Contrairement à Narbonne Plage, où le constat était relativement limpide, on a ici du mal à définir le quartier. Pas de limites précises, on ne sait pas, on ne sent pas quand un secteur commence ou s’arrête. De la même manière, on a du mal à identifier une problématique globale, un axe autour duquel s’organiserait des nœuds à résoudre.
C’est un lieu fuyant, difficile à cerner, peut-être parce qu’il ne se passe pas grand-chose dans la rue, les gens ne font que passer à pied ou en voiture, ou attendent le bus.
On a la sensation que chacun reste chez lui, on investit son espace privé et l’espace public ne sert qu’à se déplacer. Certaines personnes âgées nous parlaient de la Fête des Voisins, si l’un d’eux en prenait l’initiative, sinon ça se limite à Bonjour – Bonsoir.

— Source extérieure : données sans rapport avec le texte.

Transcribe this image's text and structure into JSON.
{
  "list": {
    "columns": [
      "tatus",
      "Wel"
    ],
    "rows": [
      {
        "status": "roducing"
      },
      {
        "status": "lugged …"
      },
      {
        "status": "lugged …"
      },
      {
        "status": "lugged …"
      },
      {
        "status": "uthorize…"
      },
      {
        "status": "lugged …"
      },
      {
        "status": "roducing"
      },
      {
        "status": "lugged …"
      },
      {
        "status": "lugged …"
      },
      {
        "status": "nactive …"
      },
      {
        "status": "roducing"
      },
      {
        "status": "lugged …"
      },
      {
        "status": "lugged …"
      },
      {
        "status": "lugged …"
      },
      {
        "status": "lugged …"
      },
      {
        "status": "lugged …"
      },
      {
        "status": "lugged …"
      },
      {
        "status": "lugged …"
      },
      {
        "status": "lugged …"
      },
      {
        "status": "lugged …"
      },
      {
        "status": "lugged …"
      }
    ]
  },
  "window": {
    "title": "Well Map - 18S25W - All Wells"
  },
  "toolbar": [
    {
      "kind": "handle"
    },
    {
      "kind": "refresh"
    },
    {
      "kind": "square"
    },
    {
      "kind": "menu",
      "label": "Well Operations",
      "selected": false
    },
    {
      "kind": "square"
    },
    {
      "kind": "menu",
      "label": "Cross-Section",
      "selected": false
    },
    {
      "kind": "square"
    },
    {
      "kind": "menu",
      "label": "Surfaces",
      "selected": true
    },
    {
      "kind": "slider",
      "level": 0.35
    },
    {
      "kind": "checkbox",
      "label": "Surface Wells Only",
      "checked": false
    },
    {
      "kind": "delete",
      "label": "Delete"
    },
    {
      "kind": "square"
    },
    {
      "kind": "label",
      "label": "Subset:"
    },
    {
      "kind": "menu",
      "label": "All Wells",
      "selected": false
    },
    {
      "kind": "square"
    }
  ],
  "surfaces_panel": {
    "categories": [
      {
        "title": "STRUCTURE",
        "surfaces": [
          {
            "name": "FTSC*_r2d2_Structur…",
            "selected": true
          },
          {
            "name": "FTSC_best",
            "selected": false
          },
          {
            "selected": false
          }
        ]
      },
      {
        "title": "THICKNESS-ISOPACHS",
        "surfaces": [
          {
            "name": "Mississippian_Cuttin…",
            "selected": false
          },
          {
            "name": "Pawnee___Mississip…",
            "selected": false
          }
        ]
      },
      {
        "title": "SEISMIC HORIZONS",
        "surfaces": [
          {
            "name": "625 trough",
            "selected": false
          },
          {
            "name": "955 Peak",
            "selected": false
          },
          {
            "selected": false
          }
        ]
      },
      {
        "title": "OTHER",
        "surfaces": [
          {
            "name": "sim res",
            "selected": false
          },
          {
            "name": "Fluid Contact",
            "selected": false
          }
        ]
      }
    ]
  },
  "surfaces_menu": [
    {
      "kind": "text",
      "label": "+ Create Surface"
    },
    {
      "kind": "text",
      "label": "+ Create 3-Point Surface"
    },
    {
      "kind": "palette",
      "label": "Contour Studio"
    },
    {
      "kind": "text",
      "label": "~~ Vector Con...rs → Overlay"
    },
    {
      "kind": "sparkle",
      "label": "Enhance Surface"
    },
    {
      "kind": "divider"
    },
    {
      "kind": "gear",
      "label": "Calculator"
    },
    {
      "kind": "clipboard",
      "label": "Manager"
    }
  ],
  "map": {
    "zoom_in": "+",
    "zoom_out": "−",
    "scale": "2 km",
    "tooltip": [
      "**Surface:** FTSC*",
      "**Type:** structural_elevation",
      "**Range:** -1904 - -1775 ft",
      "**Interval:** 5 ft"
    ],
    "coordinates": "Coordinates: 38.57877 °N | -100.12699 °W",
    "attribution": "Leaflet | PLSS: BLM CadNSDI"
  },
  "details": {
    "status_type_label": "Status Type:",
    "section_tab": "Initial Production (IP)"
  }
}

Le centre-ville paraît trop loin. Les services de bus ont été jugés satisfaisants par ceux qui ont les moyens physiques de se déplacer. Mais plus on vieillit, et / ou avec la naissance des enfants, plus on réduit son rayon d’action. Mon sentiment est que le centre-ville semble lointain aussi parce qu’on ne s’y identifie pas, il manque un sentiment d’appartenance. Eux et nous. Quand on a dit à la mère célibataire que les habitants de Narbonne Plage se sentaient exclus du centre, elle n’en revenait pas. Elle était persuadée qu’ « eux » étaient de la partie.
Je connais encore peu Narbonne, mais j’ai l’impression que c’est une ville très éclatée, un agrégat de villages séparés.